Your typical Aussie Christmas

Christmas tree decorations
Christmas decorations

An Australian Christmas is far from anything we see in the movies. Firstly, there’s no opening presents in front of a roaring fire, no snowball fights, and no ugly Christmas sweaters to wear (not complaining). Instead, we have backyard cricket, mountains and mountains of food (often prawns), and plenty of time to cool off in the pool. I’m sure almost everyone will be able to relate in some way to your typical Aussie Christmas outlined below.

It’s always a hot day. Always.

Instead of waking up to flurries of snowflakes and a street full of snowmen in front yards, we are treated to temperatures above forty degrees. Which means that it’s going to be too hot to don polyester fluffy Santa hats.

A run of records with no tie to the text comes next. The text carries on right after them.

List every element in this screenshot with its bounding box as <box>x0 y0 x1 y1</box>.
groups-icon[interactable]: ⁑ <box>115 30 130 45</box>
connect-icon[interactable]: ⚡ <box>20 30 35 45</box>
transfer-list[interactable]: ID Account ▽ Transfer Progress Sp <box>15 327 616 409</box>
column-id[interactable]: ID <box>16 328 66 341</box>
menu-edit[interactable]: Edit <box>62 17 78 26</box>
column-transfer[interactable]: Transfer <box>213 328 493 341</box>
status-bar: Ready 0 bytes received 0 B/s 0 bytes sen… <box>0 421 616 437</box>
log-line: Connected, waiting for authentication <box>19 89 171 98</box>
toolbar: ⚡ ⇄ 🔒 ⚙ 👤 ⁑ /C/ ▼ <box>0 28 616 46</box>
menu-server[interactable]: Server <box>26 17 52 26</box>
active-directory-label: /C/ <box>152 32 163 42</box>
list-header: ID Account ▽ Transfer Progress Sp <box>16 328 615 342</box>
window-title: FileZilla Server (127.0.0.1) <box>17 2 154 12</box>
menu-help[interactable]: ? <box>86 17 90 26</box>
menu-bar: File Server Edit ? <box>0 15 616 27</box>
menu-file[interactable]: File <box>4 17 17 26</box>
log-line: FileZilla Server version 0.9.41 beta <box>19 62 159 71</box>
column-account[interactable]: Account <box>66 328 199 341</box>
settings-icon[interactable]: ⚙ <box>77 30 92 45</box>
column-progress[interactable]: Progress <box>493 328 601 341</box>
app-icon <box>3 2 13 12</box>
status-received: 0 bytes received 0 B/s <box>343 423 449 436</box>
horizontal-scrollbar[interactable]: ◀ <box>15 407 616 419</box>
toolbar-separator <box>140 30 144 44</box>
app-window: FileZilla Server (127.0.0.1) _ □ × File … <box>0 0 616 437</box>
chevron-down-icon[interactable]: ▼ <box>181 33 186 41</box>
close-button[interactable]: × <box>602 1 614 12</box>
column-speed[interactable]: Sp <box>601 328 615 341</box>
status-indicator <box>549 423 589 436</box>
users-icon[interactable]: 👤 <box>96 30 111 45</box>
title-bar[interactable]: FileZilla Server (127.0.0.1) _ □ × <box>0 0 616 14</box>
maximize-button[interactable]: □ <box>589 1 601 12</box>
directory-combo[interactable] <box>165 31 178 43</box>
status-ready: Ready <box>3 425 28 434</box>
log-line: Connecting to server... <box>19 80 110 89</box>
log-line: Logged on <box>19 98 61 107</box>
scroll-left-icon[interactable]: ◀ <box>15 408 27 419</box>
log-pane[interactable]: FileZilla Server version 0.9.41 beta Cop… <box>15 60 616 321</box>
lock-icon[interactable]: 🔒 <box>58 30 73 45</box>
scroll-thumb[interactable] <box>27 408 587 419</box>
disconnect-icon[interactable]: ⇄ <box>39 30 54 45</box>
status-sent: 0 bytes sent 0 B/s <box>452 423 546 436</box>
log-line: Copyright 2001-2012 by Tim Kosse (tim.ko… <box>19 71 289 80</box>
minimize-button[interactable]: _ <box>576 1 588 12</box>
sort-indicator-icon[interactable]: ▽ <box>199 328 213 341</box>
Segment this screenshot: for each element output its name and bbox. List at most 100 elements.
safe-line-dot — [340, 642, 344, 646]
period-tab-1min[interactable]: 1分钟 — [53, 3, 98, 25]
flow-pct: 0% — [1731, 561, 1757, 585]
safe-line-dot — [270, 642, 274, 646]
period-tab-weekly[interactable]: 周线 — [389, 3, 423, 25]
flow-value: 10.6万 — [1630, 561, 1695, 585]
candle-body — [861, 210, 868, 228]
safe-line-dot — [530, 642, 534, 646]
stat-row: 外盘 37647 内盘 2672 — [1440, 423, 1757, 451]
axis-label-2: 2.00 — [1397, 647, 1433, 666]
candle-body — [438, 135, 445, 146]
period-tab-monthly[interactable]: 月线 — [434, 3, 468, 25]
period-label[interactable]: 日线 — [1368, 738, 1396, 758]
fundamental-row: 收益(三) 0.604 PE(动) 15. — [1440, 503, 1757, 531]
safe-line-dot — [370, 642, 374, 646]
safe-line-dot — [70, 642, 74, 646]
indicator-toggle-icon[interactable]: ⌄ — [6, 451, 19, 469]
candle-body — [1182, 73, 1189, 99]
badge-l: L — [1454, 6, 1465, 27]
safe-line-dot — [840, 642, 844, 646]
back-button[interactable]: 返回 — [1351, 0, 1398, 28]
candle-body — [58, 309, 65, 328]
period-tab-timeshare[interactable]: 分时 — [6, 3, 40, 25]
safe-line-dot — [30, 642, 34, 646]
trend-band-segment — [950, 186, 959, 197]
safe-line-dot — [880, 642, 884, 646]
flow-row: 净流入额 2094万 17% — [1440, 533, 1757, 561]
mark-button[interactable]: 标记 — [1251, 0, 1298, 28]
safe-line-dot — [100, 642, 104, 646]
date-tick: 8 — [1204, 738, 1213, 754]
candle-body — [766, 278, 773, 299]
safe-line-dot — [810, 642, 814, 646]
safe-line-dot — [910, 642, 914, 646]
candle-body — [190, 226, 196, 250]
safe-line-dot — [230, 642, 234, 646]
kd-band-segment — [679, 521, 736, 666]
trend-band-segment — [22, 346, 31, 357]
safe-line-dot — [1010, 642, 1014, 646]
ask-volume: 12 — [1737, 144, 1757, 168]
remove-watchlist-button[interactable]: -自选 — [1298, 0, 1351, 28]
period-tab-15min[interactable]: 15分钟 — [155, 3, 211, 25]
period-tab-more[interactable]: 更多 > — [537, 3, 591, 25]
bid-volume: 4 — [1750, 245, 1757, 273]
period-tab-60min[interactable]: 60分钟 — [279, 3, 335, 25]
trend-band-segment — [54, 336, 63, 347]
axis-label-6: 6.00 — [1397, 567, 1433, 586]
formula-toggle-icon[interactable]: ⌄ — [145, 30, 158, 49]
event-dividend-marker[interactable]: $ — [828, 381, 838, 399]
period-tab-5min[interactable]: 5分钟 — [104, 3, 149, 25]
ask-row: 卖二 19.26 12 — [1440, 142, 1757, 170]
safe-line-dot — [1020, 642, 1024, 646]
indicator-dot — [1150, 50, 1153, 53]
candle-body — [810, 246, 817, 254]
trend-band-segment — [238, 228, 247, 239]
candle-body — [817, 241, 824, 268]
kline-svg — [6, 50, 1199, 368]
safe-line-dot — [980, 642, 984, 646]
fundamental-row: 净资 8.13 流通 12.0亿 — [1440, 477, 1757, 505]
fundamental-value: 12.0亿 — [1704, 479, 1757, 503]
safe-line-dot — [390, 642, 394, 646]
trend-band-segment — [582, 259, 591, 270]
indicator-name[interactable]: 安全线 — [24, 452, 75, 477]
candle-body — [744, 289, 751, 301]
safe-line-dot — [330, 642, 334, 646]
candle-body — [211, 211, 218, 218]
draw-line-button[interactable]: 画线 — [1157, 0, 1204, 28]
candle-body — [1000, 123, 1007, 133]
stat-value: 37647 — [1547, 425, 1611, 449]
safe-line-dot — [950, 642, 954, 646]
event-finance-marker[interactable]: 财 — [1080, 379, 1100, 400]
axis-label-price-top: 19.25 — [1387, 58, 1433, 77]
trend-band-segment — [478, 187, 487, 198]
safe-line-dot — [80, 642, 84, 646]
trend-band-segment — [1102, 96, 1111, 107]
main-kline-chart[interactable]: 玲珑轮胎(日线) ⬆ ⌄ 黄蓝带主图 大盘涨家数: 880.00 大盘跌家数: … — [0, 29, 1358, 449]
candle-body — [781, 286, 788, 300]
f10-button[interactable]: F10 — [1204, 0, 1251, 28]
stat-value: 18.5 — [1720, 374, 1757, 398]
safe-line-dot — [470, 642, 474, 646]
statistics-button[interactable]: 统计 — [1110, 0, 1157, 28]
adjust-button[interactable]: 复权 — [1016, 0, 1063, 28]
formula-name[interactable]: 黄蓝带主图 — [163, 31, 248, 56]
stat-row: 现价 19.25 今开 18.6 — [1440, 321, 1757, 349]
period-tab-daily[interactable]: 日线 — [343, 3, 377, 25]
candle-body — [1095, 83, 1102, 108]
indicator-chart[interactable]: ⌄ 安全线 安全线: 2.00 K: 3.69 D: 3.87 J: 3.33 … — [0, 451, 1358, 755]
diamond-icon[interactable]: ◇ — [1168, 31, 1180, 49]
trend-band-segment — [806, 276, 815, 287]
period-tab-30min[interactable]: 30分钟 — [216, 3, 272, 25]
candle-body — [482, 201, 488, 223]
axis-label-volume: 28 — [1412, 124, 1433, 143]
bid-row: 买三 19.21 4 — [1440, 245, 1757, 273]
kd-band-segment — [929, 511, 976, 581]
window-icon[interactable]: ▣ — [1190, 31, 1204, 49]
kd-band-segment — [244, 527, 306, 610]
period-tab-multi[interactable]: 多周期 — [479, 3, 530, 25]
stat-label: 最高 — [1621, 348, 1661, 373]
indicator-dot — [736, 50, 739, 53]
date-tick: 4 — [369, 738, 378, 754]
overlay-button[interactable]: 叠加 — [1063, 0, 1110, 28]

It’s the one day of the year you can use Christmas cracker’s

After the Christmas crackers/Bon Bon’s have been fought over there are usually plenty of paper hats of all colours to share to make up for the Santa hats.

There’s a BBQ

There’s also usually one brave person who sacrificed themselves to man the BBQ. They brave the heat and the mozzies to make sure everyone else can enjoy the Christmas feast.

Your typical Christmas lunch ideally consists of a variety of meats that have been nicely charred on the BBQ. Leg ham is a must on Christmas day, and it doesn’t last long either.

Sticky date, trifle, Christmas pudding…

Desserts are also endless. And it’s fine to eat as much as you want. Because Christmas calories don’t count.

If you don’t end up in a food coma, you didn’t eat enough

After lunch all of the kids, elderly, and family pets will inevitably slip into a food coma, leaving the young adults to indulge in a few extra drinks which tends to make the rest of Christmas day even more enjoyable for the whole family.

You packed your swimmers

When all have awoken from their post-lunch nap there is a mass migration to the pool. If this particular house doesn’t have a pool then the migration continues to either the neighbour’s, family friends, or a thirty minute drive to Grandma and Grandpa’s is on the cards.

Backyard cricket

This could happen after breakfast, before lunch or after dinner. Heck, it might even last all day. Badminton, water polo and lawn bowls might be an option too.

It’s leftovers for dinner

When it’s time for dinner, its short lived. Any remaining family members drag themselves away from the Christmas movies or give up on cricket and make themselves a plate of leftovers.

Christmas light tours

Once the family rally and pack everyone into the car it’s always nice to go for one last drive around town and take one last look at the Christmas lights. Until next year that is.